Pema Sherpa atop the Mt Everest with the banner of RC Darjeeling.
When Jamling Norgay said, “It was like touching my father’s soul. I felt at home being on the Himalayas. I belong there,” it gave me goosebumps.
And more so, when he added that he helped in getting the Rotary flag atop the Everest, in not one, but two sites — one on the Nepal side and another on the Tibetan side.
Jamling Norgay is the son of legendary mountaineer Tenzing Norgay who, along with Sir Edmund Hilary, was the first to summit the mighty Mt Everest, in 1953. Jamling Norgay, himself an ace mountaineer, is member of RC Darjeeling, D 3240.
When he knew that his cousins Pema and Pemba Ongchuk Sherpa were planning an expedition to the Everest, “I suggested to my President Mukesh Singh Adhupia to have our club banner hoisted up there. The entire team was excited about the idea.”
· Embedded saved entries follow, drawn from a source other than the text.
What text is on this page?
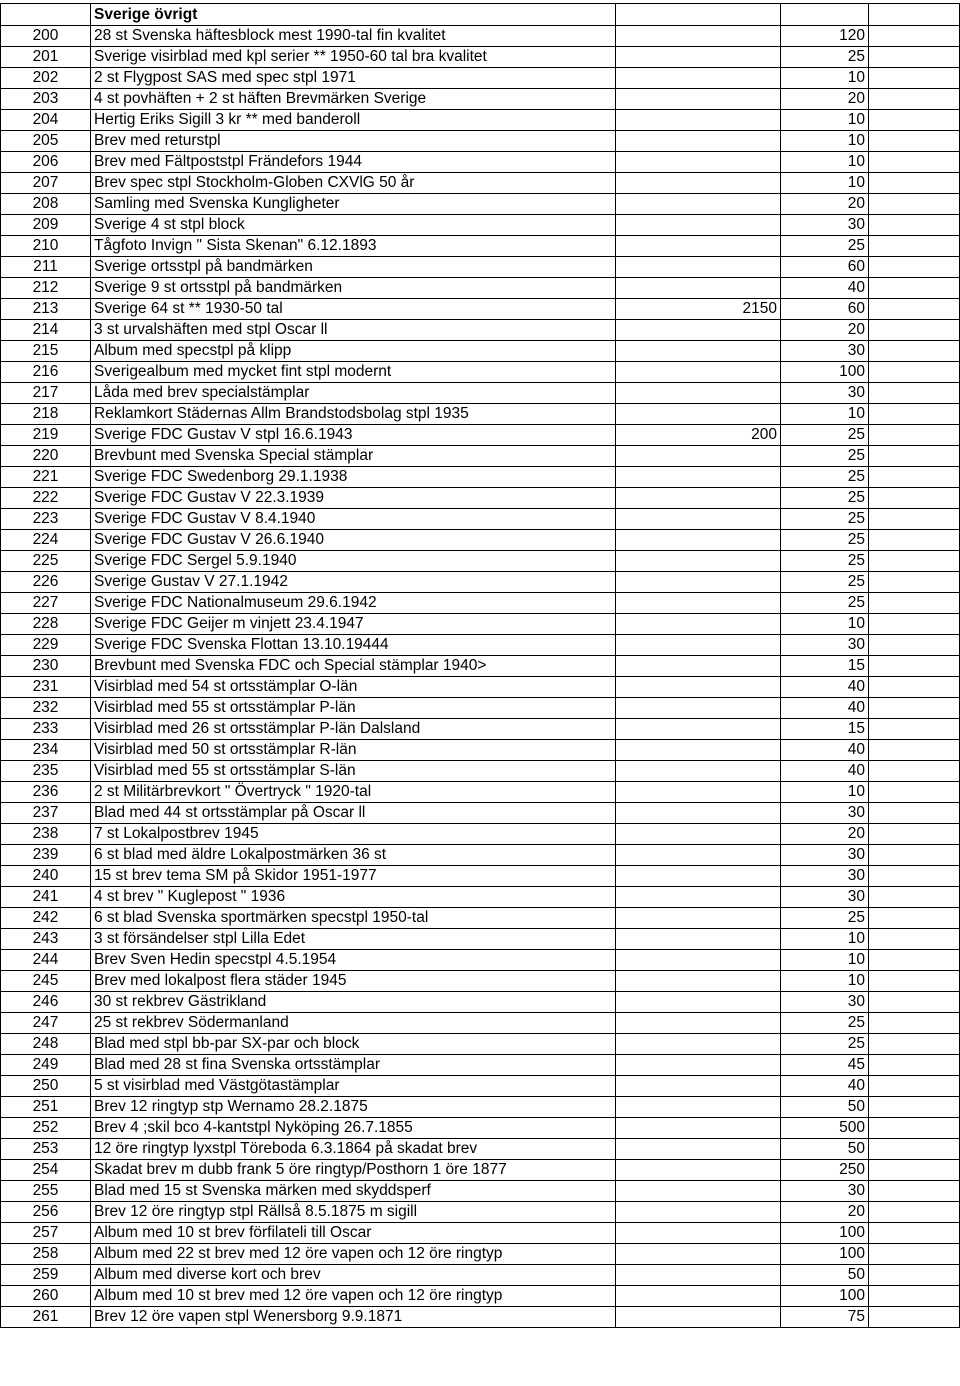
	Sverige övrigt			
200	28 st Svenska häftesblock mest 1990-tal fin kvalitet		120	
201	Sverige visirblad med kpl serier ** 1950-60 tal bra kvalitet		25	
202	2 st Flygpost SAS med spec stpl 1971		10	
203	4 st povhäften + 2 st häften Brevmärken Sverige		20	
204	Hertig Eriks Sigill 3 kr ** med banderoll		10	
205	Brev med returstpl		10	
206	Brev med Fältpoststpl Frändefors 1944		10	
207	Brev spec stpl Stockholm-Globen CXVlG 50 år		10	
208	Samling med Svenska Kungligheter		20	
209	Sverige 4 st stpl block		30	
210	Tågfoto Invign " Sista Skenan" 6.12.1893		25	
211	Sverige ortsstpl på bandmärken		60	
212	Sverige 9 st ortsstpl på bandmärken		40	
213	Sverige 64 st ** 1930-50 tal	2150	60	
214	3 st urvalshäften med stpl Oscar ll		20	
215	Album med specstpl på klipp		30	
216	Sverigealbum med mycket fint stpl modernt		100	
217	Låda med brev specialstämplar		30	
218	Reklamkort Städernas Allm Brandstodsbolag stpl 1935		10	
219	Sverige FDC Gustav V stpl 16.6.1943	200	25	
220	Brevbunt med Svenska Special stämplar		25	
221	Sverige FDC Swedenborg 29.1.1938		25	
222	Sverige FDC Gustav V 22.3.1939		25	
223	Sverige FDC Gustav V 8.4.1940		25	
224	Sverige FDC Gustav V 26.6.1940		25	
225	Sverige FDC Sergel 5.9.1940		25	
226	Sverige Gustav V 27.1.1942		25	
227	Sverige FDC Nationalmuseum 29.6.1942		25	
228	Sverige FDC Geijer m vinjett 23.4.1947		10	
229	Sverige FDC Svenska Flottan 13.10.19444		30	
230	Brevbunt med Svenska FDC och Special stämplar 1940>		15	
231	Visirblad med 54 st ortsstämplar O-län		40	
232	Visirblad med 55 st ortsstämplar P-län		40	
233	Visirblad med 26 st ortsstämplar P-län Dalsland		15	
234	Visirblad med 50 st ortsstämplar R-län		40	
235	Visirblad med 55 st ortsstämplar S-län		40	
236	2 st Militärbrevkort " Övertryck " 1920-tal		10	
237	Blad med 44 st ortsstämplar på Oscar ll		30	
238	7 st Lokalpostbrev 1945		20	
239	6 st blad med äldre Lokalpostmärken 36 st		30	
240	15 st brev tema SM på Skidor 1951-1977		30	
241	4 st brev " Kuglepost " 1936		30	
242	6 st blad Svenska sportmärken specstpl 1950-tal		25	
243	3 st försändelser stpl Lilla Edet		10	
244	Brev Sven Hedin specstpl 4.5.1954		10	
245	Brev med lokalpost flera städer 1945		10	
246	30 st rekbrev Gästrikland		30	
247	25 st rekbrev Södermanland		25	
248	Blad med stpl bb-par SX-par och block		25	
249	Blad med 28 st fina Svenska ortsstämplar		45	
250	5 st visirblad med Västgötastämplar		40	
251	Brev 12 ringtyp stp Wernamo 28.2.1875		50	
252	Brev 4 ;skil bco 4-kantstpl Nyköping 26.7.1855		500	
253	12 öre ringtyp lyxstpl Töreboda 6.3.1864 på skadat brev		50	
254	Skadat brev m dubb frank 5 öre ringtyp/Posthorn 1 öre 1877		250	
255	Blad med 15 st Svenska märken med skyddsperf		30	
256	Brev 12 öre ringtyp stpl Rällså 8.5.1875 m sigill		20	
257	Album med 10 st brev förfilateli till Oscar		100	
258	Album med 22 st brev med 12 öre vapen och 12 öre ringtyp		100	
259	Album med diverse kort och brev		50	
260	Album med 10 st brev med 12 öre vapen och 12 öre ringtyp		100	
261	Brev 12 öre vapen stpl Wenersborg 9.9.1871		75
Adhupia handed over two banners to Norgay, who in turn gave one to Pema Sherpa making the ascent from the Tibetan side. Norgay journeyed up to the Everest Base Camp on the Himalayas and handed over the other banner to his other cousin Pemba ascending from the Nepal side.
Both banners were hoisted successfully in May 2016 within a gap of six days. “The climb itself is highly risky, but for us Sherpas, the mountain is our god. There was much celebrations in our club,” recalled a beaming Norgay.
A teenager’s adventure
On June 19, 2017, Kanwar Udey Singh Pannu, son of D 3090 DG Bagh Singh Pannu, hoisted his school flag and Rotary theme up on the Norbu peak at 17,106 ft. Kanwar is an aspiring boxer and student of Yadavindra Public School, Patiala.
“I’m proud of my son’s achievement. It was his maiden attempt; the credit goes to his school which helped him explore his full potential,” says DG Pannu.
All the way from Holland
Rtn Olivier Vriesendorp of North Holland crowned his accomplishment of scaling the world’s seven highest mountains by reaching the Everest summit in June where he unfolded the wind flag of ‘100 years of Rotary Foundation.’ He likens his feat to the satisfaction that Rotarians experience while ‘Doing good in the World’ through TRF.
“Rotarian Olivier Vriesendorp holds The Rotary Foundation’s Centennial banner atop Mt. Everest to celebrate Rotarians doing good in the world,” tweeted RI General Secretary John Hewko.